First and foremost, unlike Transnistria, the Donetsk and
Luhansk People’s Republics in their current shape will be unable to influence
the everyday political and economic functioning of Ukraine. Vis-à-vis the rest
of Ukraine, they are much smaller than Transnistria is in relation to Moldova.
The main energy pipelines leading to Ukraine do not cross the separatist
territories, and with the economic ties getting severed, the main instrumental
function of a frozen conflict – namely to constantly influence and destabilize
the target country – is likely to be lost.

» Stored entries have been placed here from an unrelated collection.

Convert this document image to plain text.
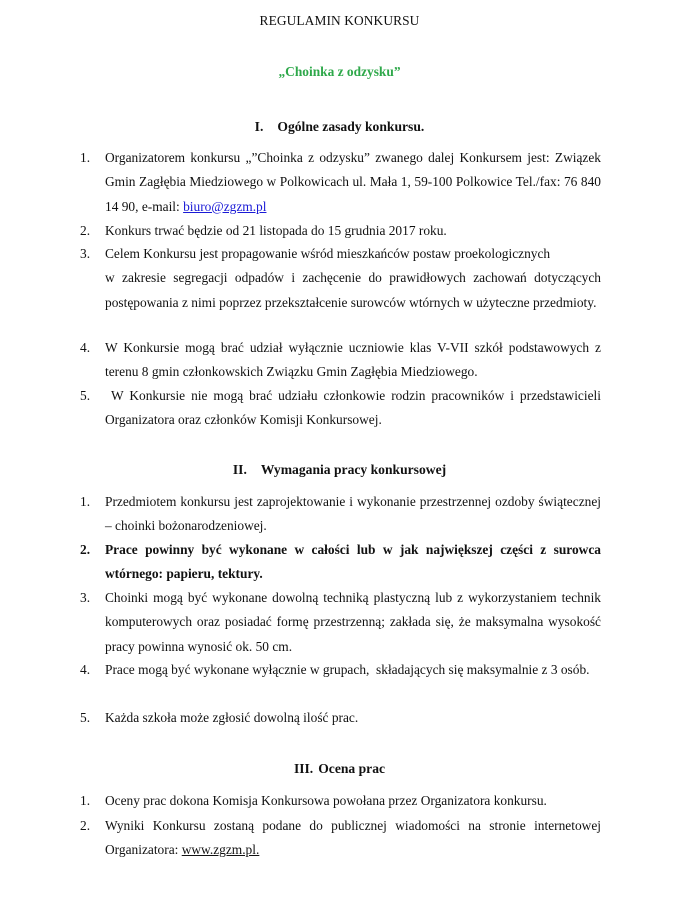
REGULAMIN KONKURSU
„Choinka z odzysku”
I. Ogólne zasady konkursu.
1.	Organizatorem konkursu „”Choinka z odzysku” zwanego dalej Konkursem jest: Związek Gmin Zagłębia Miedziowego w Polkowicach ul. Mała 1, 59-100 Polkowice Tel./fax: 76 840 14 90, e-mail: biuro@zgzm.pl
2.	Konkurs trwać będzie od 21 listopada do 15 grudnia 2017 roku.
3.	Celem Konkursu jest propagowanie wśród mieszkańców postaw proekologicznych
w zakresie segregacji odpadów i zachęcenie do prawidłowych zachowań dotyczących postępowania z nimi poprzez przekształcenie surowców wtórnych w użyteczne przedmioty.
4.	W Konkursie mogą brać udział wyłącznie uczniowie klas V-VII szkół podstawowych z terenu 8 gmin członkowskich Związku Gmin Zagłębia Miedziowego.
5.	W Konkursie nie mogą brać udziału członkowie rodzin pracowników i przedstawicieli Organizatora oraz członków Komisji Konkursowej.
II. Wymagania pracy konkursowej
1.	Przedmiotem konkursu jest zaprojektowanie i wykonanie przestrzennej ozdoby świątecznej – choinki bożonarodzeniowej.
2.	Prace powinny być wykonane w całości lub w jak największej części z surowca wtórnego: papieru, tektury.
3.	Choinki mogą być wykonane dowolną techniką plastyczną lub z wykorzystaniem technik komputerowych oraz posiadać formę przestrzenną; zakłada się, że maksymalna wysokość pracy powinna wynosić ok. 50 cm.
4.	Prace mogą być wykonane wyłącznie w grupach,  składających się maksymalnie z 3 osób.
5.	Każda szkoła może zgłosić dowolną ilość prac.
III. Ocena prac
1.	Oceny prac dokona Komisja Konkursowa powołana przez Organizatora konkursu.
2.	Wyniki Konkursu zostaną podane do publicznej wiadomości na stronie internetowej Organizatora: www.zgzm.pl.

There are also several other factors, including: the lack of
ethnic, national, linguistic or cultural background that would provide identity
foundations for the Novorossiya project; the reliance of the separatists on the
continuous, massive presence of the Russian military; the damage already
inflicted on Russia’s international reputation; the effect on Russian domestic
politics; the need for considerable financial assistance from Russia to the
separatist territories; and the risk of increasing soft security challenges
directly affecting Russia.
In addition to all this, it cannot be guaranteed that the
separatist elites will always be fully obedient to the will of Moscow. The a
priori readiness to defend and support the action of the local authorities will
limit Moscow’s room for maneouvre.
Costly both politically and economically, the Novorossiya
project is able to serve the Russian strategic objectives vis-à-vis the rest of
Ukraine much less than Transnistria was able to do so vis-à-vis Moldova. Hence,
one probable scenario is a further escalation of hostilities to expand the
separatist-controlled territory, which may unfold relatively soon. However, in
the medium term, the gradual restoration of Ukraine’s constitutional order in
the territory should also be considered possible, within the framework of a
larger international compromise and provided that reforms progress in Ukraine.